Una di queste specie è Spix’s macaw, esemplare azzurro di una famiglia di pappagalli brasiliani resa famosa dal film d’animazione della Disney, “Rio”. Nel film uno Spix’s macaw cresciuto in cattività nel Minnesota arriva in Brasile e si innamora dell’ultimo esemplare della sua specie ancora allo stato selvaggio, Jewel. I due, fra mille peripezie, riescono ad avere tre figli ma nella realtà le cose non sono andate così.

Oltre al Spix’s macaw ci solo altre specie in via di estinzione: l’Alagoas foliage-gleaner, il Poo-uli, il Cryptic Treehunter, il New Caledonian Lorikeet, il Javan Lapwing, il Pernambuco Pygmy-owl e il Glaucous Macaw.

I dati arrivano dall’associazione Bird Life International che ha pubblicato un articolo dettagliato sulla perdita delle otto specie.

Di solito le specie che vanno estinguendosi sono quelle limitate a piccole isole, decimate dalla caccia o dall’arrivo di specie invasive dall’esterno. Questo è quello che accade nel 90% dei casi. Stavolta, invece, la causa è da rintracciarsi nella deforestazione in atto in Sud America.

Otto specie in otto anni sono tante o sono poche? Beh, se pensiamo che dal 1500 ad oggi sono andate perse circa 187 specie, ci si rende conto che il tasso di estinzione aumenta vertiginosamente!

Stuart Butchart, il responsabile principale della ricerca presso Bird Life International, sottolinea come, in ultima analisi, sia colpa dell’uomo. Le estinzioni “moderne”, conferma, sono causate dalla distruzione degli habitat naturali dovuta alla deforestazione a vantaggio dell’agricoltura intensiva.

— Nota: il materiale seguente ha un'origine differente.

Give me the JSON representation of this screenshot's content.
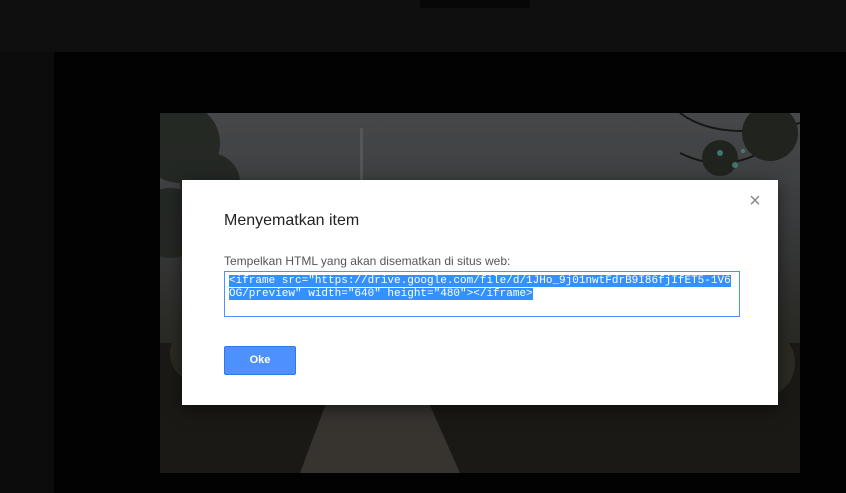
{
  "dialog": {
    "title": "Menyematkan item",
    "prompt": "Tempelkan HTML yang akan disematkan di situs web:",
    "embed_code": "<iframe src=\"https://drive.google.com/file/d/1JHo_9j01nwtFdrB9I86fjIfET5-1V6OG/preview\" width=\"640\" height=\"480\"></iframe>",
    "ok_label": "Oke",
    "close_icon": "×"
  },
  "colors": {
    "accent": "#4d90fe",
    "selection": "#3390ff",
    "backdrop": "#111111"
  }
}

In questo momento ci sono circa 26.000 specie a rischio di estinzione. Di queste, cinquantuno sono critiche e per altre non c’è molta speranza.

La storia dello Spix’s macaw è particolarmente interessante. Per 150 anni questi pappagalli sono stati comprati e venduti e se ne vedevano sempre meno nella foresta. Nel 1985 furono scoperti tre esemplari allo stato selvaggio che però non riuscirono a riprodursi. L’ultima volta che venne segnalato uno Spix’s macaw libero è stato nel 2000. L’idea adesso è di usare alcune specie restanti di Spix’s macaw in cattività e lentamente re-introdurli nella foresta. Ce ne sono ancora 70 in cattività, e si spera che la specie resista ancora da permettere in qualche modo un miracoloso ripopolamento. Ma mentre questa speranza è viva per alcune specie, per altre è letteralmente impossibile. Per esempio per il poo-uli estinto nel 2004, il cryptic treehunter estinto nel 2007 e il Alagoas foliage-gleaner estinto nel 2011. Per loro non ci sono speranze.

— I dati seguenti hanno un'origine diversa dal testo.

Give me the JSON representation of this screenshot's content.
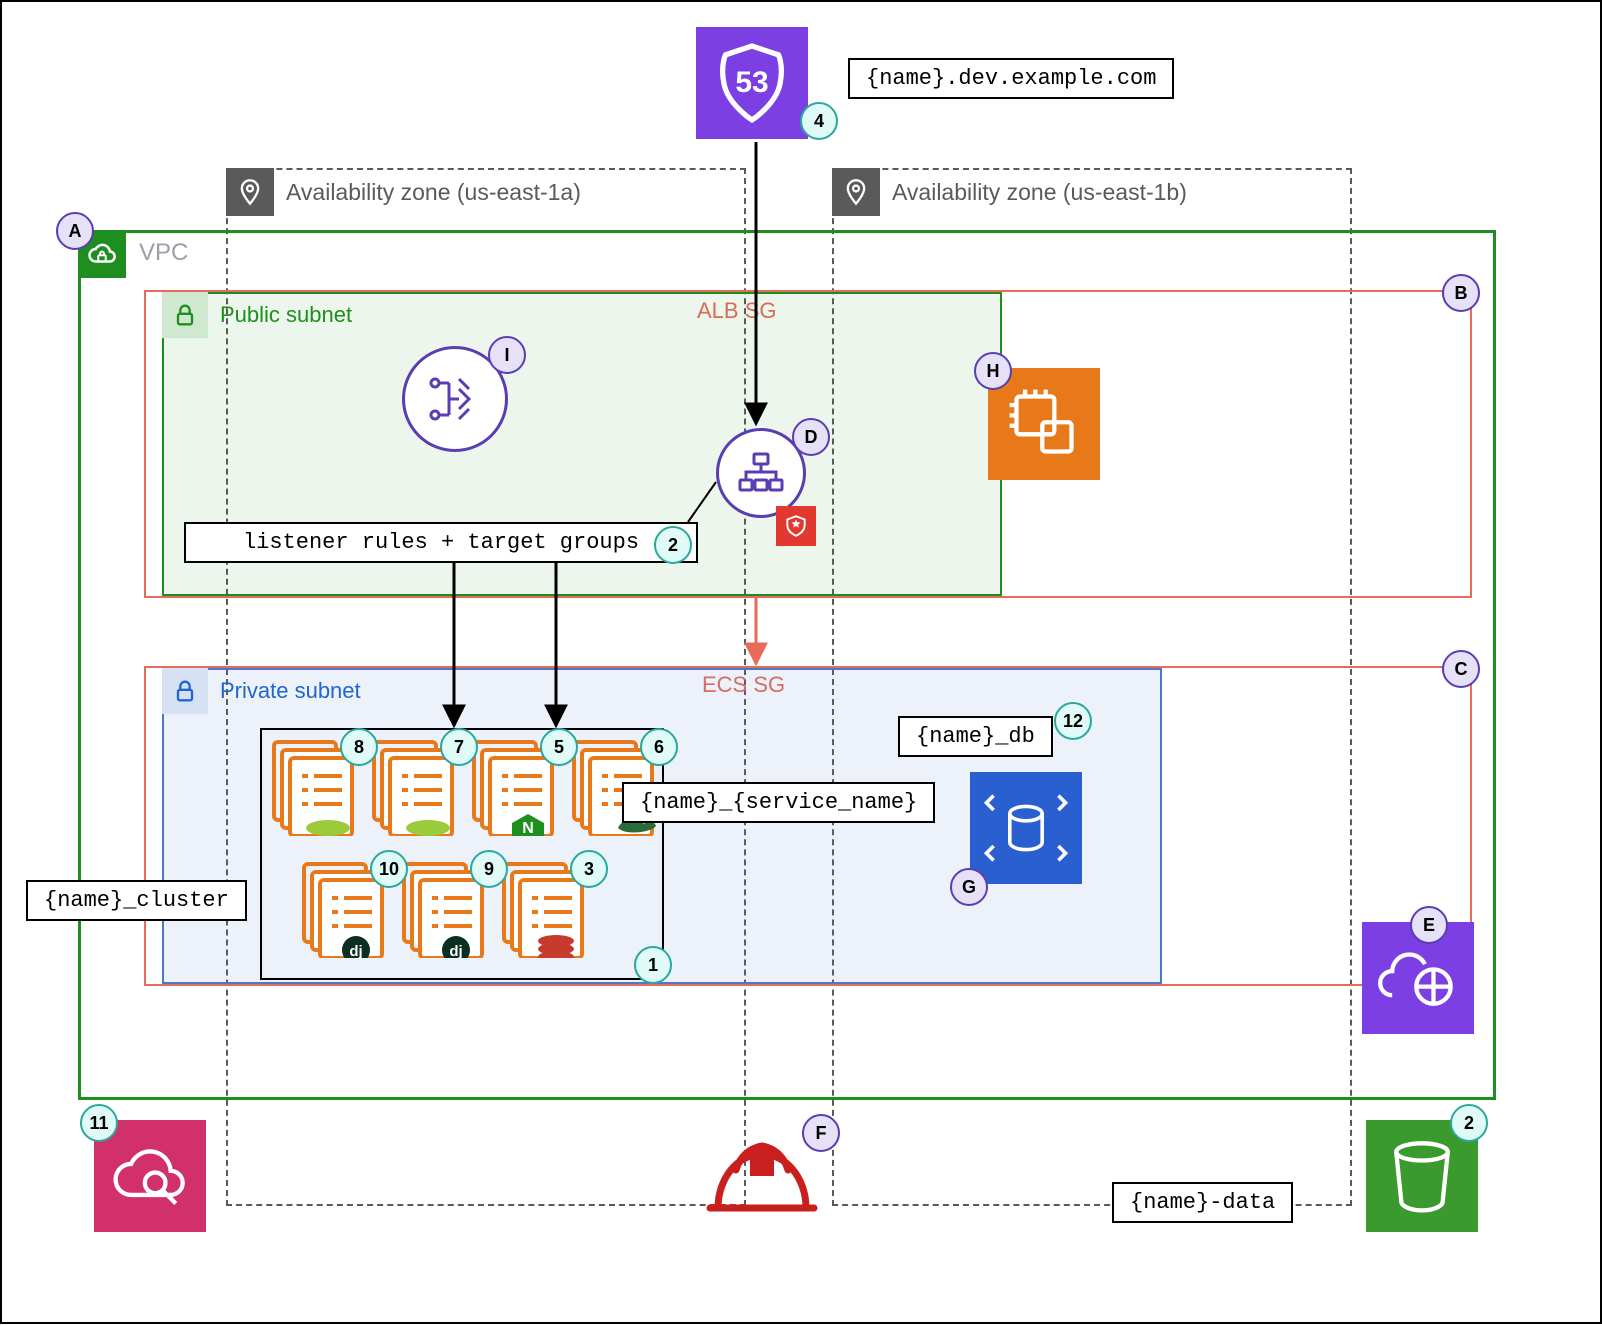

C’è un’altra storia interessante, quella del cryptic treehunter che fu scoperto nel 2002 in una foresta nel nord del Brasile, attorno alla città di Murici. Beh, non hanno fatto in tempo a scoprirlo e a dargli un nome che la foresta è stata abbattuta per lasciare spazio ad una piantagione di canna da zucchero. E così e scomparso anche l’uccello appena scoperto. La sua esistenza, a memoria d’uomo, è durata 5 anni.

Chissà quante altre specie esistono che si estinguono prima ancora di essere scoperte. Ogni anno in Amazzonia 17 milioni di ettari di foresta vanno persi, e con loro la vita. Gli uccelli sono particolarmente sensibili alla modifica degli habitat perché vivono in simbiosi con gli alberi, dove nidificano, e con l’ambiente da cui si procurano il cibo in un ciclo virtuoso che si ripete: gli uccelli, infatti,  aiutano la foresta a mantenersi rigogliosa, partecipando attivamente alla dispersione di e alla impollinazione.
Andiamo avanti così, senza renderci conto che di estinzione in estinzione, presto, si estinguerà il pianeta così come lo conosciamo.